Довгаль наконец замолк.
А навстречу поднялся из рядов Болезин. Он поднялся и молча, медленно, шаг за шагом пошел, держа руки за спиной, в руках — картуз. Тропинка огибала амбар, прижималась к торцовой амбарной стене и еще раз сворачивала за угол, к коновязи…
Но по этой ближней тропинке Болезин не пошел — пошел по другой, едва заметной среди все еще густо-зеленой гусиной травки, под ветви двуствольной и черной от древности сосны с усохшими ветвями.
Под ними он остановился, обернулся к собранию:
— Совсем? Или как?
Никто ему не ответил. Он еще прошел, еще обернулся:
— Совсем? Из-за картинки кто же вычеркивает человека с партии? — Еще раз обернулся, теперь уже крикнул в полный голос: — Больше меня здесь никто не совершил? Да? Я один только и есть виноватый? Эта картинка — она же не просто так, — меня к ей революция приблизила. А ты — попрекаешь? Да?

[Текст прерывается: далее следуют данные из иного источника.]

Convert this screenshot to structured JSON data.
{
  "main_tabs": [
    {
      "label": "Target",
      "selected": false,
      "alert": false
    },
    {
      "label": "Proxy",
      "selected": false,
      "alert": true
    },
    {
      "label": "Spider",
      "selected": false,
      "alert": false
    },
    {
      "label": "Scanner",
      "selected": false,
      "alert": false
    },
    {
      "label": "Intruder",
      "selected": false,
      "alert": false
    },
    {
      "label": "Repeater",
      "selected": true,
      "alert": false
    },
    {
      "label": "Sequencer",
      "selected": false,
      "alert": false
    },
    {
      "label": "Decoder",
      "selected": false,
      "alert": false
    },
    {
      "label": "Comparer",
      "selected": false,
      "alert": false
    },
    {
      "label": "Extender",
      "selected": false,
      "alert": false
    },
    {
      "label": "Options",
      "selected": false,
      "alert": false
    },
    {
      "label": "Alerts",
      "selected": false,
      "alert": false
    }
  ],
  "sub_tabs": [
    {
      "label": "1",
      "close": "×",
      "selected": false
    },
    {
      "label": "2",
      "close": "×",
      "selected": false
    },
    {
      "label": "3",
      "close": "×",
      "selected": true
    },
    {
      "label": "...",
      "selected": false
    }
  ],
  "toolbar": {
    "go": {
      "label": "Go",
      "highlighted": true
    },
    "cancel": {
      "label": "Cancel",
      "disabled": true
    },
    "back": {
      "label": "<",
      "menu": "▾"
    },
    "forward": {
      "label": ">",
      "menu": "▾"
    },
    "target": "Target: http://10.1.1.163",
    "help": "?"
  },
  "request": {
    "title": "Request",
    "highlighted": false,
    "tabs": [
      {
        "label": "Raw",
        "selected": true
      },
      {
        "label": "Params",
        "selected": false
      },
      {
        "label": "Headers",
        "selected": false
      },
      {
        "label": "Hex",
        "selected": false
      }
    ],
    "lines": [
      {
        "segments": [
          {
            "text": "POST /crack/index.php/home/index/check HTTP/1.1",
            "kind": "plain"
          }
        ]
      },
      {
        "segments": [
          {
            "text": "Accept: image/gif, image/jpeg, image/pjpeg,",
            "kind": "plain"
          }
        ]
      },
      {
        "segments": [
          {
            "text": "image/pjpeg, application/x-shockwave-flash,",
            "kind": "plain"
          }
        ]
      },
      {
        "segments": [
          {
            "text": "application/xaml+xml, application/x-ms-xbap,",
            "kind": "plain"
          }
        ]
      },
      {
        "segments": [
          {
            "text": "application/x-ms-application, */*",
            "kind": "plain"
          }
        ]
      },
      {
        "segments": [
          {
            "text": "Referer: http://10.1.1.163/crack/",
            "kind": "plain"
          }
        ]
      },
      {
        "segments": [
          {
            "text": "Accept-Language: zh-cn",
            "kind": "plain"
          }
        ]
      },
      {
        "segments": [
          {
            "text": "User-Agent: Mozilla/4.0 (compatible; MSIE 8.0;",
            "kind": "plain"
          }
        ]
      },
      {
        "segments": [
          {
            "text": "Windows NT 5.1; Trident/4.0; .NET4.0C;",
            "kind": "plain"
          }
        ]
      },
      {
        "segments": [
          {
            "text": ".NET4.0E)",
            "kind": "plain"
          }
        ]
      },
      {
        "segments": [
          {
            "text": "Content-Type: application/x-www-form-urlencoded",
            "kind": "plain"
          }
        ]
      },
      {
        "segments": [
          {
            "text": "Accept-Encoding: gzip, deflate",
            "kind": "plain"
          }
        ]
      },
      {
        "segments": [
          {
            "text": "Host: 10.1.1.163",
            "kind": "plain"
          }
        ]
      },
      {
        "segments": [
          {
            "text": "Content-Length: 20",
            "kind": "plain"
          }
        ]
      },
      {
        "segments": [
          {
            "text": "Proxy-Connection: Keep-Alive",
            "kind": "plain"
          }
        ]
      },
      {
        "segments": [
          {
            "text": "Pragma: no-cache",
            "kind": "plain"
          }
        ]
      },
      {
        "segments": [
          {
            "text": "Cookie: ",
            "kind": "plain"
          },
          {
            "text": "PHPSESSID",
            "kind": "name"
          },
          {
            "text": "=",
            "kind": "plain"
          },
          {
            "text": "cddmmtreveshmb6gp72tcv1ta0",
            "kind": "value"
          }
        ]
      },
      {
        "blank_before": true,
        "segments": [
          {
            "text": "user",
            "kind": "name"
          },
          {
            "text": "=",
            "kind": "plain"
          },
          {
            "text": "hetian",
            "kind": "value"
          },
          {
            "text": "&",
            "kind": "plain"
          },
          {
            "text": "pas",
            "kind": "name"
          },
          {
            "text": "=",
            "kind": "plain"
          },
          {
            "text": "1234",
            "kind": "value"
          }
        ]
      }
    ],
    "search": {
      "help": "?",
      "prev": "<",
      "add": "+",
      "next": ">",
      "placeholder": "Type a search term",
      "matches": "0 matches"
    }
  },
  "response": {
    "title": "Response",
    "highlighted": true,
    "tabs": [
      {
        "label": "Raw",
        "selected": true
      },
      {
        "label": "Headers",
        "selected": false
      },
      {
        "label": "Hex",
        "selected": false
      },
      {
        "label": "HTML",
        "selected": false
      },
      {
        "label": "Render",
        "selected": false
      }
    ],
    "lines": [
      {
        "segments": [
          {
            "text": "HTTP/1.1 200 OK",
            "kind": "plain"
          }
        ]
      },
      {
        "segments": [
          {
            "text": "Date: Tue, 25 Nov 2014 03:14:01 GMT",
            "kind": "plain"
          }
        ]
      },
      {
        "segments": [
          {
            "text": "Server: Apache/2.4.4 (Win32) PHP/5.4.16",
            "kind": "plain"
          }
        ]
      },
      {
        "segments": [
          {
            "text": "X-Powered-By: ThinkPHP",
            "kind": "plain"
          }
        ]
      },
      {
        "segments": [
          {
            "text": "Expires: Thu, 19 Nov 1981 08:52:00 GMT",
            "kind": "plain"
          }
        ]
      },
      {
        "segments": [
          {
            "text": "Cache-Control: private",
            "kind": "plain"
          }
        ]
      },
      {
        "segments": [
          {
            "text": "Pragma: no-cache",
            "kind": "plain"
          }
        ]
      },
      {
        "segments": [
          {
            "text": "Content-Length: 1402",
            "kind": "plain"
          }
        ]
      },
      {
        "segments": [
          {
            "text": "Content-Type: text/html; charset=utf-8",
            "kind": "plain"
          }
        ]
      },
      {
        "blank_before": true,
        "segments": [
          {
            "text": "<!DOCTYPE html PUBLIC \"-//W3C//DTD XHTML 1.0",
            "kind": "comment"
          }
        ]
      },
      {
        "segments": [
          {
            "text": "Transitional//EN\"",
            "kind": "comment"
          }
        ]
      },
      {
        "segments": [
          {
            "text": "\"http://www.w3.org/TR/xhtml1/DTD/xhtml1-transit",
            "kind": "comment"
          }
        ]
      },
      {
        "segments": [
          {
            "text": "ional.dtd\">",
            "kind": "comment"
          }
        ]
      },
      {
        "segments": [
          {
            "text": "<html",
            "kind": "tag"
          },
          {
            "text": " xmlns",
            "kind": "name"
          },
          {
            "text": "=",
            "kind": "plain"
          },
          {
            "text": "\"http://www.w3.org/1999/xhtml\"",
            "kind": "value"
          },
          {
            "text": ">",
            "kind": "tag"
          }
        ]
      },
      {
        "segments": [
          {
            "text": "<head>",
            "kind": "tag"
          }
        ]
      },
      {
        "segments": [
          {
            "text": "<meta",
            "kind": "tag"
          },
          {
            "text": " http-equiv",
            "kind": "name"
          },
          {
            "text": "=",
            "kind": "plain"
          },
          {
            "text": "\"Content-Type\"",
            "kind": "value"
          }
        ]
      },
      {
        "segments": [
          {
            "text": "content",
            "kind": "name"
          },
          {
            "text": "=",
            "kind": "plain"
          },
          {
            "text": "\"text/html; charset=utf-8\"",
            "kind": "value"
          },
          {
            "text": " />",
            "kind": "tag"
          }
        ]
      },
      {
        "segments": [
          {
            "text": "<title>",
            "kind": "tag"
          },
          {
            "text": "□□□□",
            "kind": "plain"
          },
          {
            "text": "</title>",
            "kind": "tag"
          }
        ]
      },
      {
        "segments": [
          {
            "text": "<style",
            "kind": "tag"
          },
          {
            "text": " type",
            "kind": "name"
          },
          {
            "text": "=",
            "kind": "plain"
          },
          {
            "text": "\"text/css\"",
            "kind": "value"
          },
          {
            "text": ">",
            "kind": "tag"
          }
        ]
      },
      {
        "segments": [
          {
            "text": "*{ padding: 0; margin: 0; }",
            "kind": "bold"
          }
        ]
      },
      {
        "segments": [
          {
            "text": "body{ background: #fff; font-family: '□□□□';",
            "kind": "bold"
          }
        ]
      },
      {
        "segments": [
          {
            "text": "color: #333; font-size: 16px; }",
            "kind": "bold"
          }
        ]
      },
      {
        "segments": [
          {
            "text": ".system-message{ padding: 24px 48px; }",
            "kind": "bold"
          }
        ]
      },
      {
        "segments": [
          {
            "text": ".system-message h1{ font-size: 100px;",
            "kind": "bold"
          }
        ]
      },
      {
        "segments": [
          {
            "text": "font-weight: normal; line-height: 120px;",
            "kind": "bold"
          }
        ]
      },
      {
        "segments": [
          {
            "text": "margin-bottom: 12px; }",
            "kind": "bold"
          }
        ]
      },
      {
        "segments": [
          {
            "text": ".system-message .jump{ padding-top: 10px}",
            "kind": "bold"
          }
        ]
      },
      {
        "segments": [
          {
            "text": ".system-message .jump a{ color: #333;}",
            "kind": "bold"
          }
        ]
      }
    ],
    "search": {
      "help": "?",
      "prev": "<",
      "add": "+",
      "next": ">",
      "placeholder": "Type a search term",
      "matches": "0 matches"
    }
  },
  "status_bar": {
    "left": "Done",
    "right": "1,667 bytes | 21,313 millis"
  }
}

Довгаль задумался, не ответил, и, чувствуя замешательство Довгаля, Болезин спросил еще раз:
— Один! Да?
Но теперь Довгаль уже отвечал ему:
— Тебе легче, когда бы ты не один был такой — больной личной собственностью? Тебе от этого радостно, когда бы ты не один заразой болел? Вот и понятно, почему революция с трудом и тягостью делается не только всем народом, но даже самой революционной его партийной частью! От твоей, Болезин, картинки тень падает на мировую революцию!
Болезин махнул рукой и ушел, огибая угол высокого амбара.
Довгаль махнул ему тоже и застыл неподвижно на колоде — ему показалось, из-за угла вот-вот выйдут Брусенков и Мещеряков.
У него уже готова была к ним речь, готовы были особенные слова, против которых ни тот, ни другой устоять не смог бы.
Это утром, в избе Тольки Стрельникова, Довгаль был одинок и слов у него было в обрез.
То были тяжкие минуты, тяжкие часы, а здесь Довгаль чувствовал торжество и силу своего убеждения.
Мещерякова не было, Брусенкова тоже, предстояло их ждать, но ожидание не тяготило Довгаля.